God creates by intuition; man creates by inspiration, strengthened by observation. This second creation, which is nothing else but divine action carried out by man, is what is called genius.

The poet stepping into the place of destiny; an invention of men and events so strange, so true to nature, and so masterly that certain religious sects hold it in horror as an encroachment upon Providence, and call the poet "the liar;" the conscience of man, taken in the act and placed in a medium which it combats, governs or transforms, – such is the drama. And there is in this something superior. This handling of the human soul seems a kind of equality with God, – equality, the mystery of which is explained when we reflect that God is within man. This equality is identity. Who is our conscience? He. And He counsels good acts. Who is our intelligence? He. And He inspires the chef-d'œuvre.

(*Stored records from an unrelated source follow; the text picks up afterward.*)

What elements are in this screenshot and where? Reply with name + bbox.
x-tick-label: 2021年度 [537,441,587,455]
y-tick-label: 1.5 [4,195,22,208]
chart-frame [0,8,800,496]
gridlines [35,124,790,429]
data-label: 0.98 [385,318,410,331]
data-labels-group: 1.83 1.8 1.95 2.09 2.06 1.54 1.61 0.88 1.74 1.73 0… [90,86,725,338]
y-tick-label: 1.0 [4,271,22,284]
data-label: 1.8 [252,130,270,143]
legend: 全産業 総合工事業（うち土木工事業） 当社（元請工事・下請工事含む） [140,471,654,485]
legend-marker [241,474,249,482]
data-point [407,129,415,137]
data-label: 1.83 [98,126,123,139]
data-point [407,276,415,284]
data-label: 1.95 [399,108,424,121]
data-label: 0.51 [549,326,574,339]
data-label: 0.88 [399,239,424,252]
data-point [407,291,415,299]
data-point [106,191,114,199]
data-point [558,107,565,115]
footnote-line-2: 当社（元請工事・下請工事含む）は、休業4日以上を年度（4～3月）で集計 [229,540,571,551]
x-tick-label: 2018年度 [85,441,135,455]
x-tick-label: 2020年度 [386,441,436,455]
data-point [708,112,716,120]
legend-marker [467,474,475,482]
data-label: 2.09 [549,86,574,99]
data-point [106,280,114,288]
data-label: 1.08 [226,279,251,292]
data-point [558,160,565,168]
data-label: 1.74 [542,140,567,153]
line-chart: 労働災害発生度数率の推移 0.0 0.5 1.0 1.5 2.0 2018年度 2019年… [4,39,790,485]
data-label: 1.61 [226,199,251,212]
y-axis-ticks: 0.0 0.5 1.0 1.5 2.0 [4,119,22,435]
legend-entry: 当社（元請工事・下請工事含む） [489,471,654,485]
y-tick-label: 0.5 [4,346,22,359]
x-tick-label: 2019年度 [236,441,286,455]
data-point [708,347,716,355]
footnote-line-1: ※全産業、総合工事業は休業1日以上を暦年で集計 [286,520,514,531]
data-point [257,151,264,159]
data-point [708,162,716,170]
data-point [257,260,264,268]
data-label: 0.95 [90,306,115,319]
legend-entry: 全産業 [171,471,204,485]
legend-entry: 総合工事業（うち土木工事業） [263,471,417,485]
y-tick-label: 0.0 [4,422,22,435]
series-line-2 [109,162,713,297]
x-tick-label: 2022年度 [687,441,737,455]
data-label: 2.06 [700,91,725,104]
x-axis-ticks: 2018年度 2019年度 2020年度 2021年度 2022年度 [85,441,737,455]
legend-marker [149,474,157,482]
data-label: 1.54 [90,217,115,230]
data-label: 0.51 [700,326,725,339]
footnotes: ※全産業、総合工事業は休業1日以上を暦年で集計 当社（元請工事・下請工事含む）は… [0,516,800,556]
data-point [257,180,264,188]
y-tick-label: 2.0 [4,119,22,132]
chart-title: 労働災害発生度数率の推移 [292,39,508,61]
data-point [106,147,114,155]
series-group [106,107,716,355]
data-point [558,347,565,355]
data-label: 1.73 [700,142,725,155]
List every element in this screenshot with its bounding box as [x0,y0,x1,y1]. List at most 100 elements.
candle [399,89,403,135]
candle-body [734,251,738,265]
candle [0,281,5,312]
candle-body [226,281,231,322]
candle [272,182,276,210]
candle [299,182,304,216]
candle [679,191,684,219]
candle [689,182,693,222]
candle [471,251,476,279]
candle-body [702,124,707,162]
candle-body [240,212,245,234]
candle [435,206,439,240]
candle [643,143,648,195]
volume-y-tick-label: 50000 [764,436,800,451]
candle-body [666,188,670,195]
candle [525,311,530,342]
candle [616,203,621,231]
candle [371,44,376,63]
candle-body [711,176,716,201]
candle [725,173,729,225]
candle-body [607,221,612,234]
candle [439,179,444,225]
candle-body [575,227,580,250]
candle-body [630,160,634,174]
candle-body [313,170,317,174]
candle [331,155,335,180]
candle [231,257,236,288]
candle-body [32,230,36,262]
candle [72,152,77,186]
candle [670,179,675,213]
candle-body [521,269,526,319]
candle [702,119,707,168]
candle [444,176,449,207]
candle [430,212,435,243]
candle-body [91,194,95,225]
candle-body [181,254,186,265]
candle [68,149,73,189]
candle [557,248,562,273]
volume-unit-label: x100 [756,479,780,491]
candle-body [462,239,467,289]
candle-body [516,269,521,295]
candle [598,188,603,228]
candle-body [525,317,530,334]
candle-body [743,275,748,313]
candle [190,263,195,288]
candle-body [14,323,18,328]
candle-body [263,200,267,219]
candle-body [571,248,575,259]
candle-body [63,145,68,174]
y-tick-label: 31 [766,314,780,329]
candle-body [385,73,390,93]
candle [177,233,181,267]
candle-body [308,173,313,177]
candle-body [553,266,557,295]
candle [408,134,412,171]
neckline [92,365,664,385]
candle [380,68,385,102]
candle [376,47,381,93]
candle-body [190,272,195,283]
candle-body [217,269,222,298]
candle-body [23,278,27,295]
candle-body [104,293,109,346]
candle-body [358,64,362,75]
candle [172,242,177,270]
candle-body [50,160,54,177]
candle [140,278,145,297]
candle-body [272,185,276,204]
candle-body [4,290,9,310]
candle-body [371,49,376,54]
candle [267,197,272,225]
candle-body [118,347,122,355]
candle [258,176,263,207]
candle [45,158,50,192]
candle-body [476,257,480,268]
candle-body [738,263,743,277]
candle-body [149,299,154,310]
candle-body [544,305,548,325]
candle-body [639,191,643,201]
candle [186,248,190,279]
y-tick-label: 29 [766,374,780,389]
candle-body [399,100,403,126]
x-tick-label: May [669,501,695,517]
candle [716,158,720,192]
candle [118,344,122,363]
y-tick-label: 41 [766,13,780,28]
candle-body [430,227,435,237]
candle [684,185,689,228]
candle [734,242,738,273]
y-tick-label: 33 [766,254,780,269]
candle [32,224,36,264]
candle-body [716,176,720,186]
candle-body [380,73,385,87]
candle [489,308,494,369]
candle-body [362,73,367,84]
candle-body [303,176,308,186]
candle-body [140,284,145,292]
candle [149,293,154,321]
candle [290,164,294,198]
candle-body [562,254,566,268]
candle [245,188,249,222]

God may be there, but it removes nothing, as we have proved, from the sourness of critics; the greatest minds are those which are most brought into question. It even sometimes happens that true intellects attack genius; the inspired, strangely enough, do not recognize inspiration. Erasmus, Bayle, Scaliger, St. Evremond, Voltaire, many of the Fathers of the Church, whole families of philosophers, the whole School of Alexandria, Cicero, Horace, Lucian, Plutarch, Josephus, Dion Chrysostom, Dionysius of Halicarnassus, Philostratus, Metrodorus of Lampsacus, Plato, Pythagoras, have severally criticised Homer. In this enumeration we omit Zoïlus. Men who deny are not critics. Hatred is not intelligence. To insult is not to discuss. Zoïlus, Mævius, Cecchi, Green, Avellaneda, William Lauder, Visé, Fréron, – no cleansing of these names is possible. These men have wounded the human race through her men of genius; these wretched hands forever retain the colour of the mud that they have thrown.

 

And these men have not even either the sad renown that they seem to have acquired by right, or the whole quantity of shame that they have hoped for. One scarcely knows that they have existed. They are half forgotten, – a greater humiliation than to be wholly forgotten. With the exception of two or three among them who have become by-words of contempt, despicable owls, nailed up for an example, all these wretched names are unknown. An obscure notoriety follows their equivocal existence. Look at this Clement, who had called himself the "hypercritic," and whose profession it was to bite and denounce Diderot; he disappears, and is confounded, although born at Geneva, with Clement of Dijon, confessor to Mesdames; with David Clement, author of the "Bibliothèque Curieuse;" with Clement of Baize, Benedictine of St. Maur; and with Clement d'Ascain, Capuchin, definator and provincial of Béarn. What avails it him to have declared that the work of Diderot is but an "obscure verbiage," and to have died mad at Charenton, to be afterward submerged in four or five unknown Clements? In vain did Famien Strada rabidly attack Tacitus; one scarcely knows him now from Fabien Spada, called L'Epée de Bois, the jester of Sigismond Augustus. In vain did Cecchi vilify Dante; we are not certain whether his name was not Cecco. In vain did Green fasten on Shakespeare; he is now confounded with Greene. Avellaneda, the "enemy" of Cervantes, is perhaps Avellanedo. Lauder, the slanderer of Milton, is perhaps Leuder. The unknown De Visé, who tormented Molière, turns out to be a certain Donneau; he had surnamed himself De Visé, through a taste for nobility. Those men relied, in order to create for themselves a little éclat, on the greatness of those whom they outraged. But no, they have remained obscure. These poor insulters did not get their salary. Contempt has failed them. Let us pity them.

19The Complete Works of Shakespeare, translated by François Victor Hugo.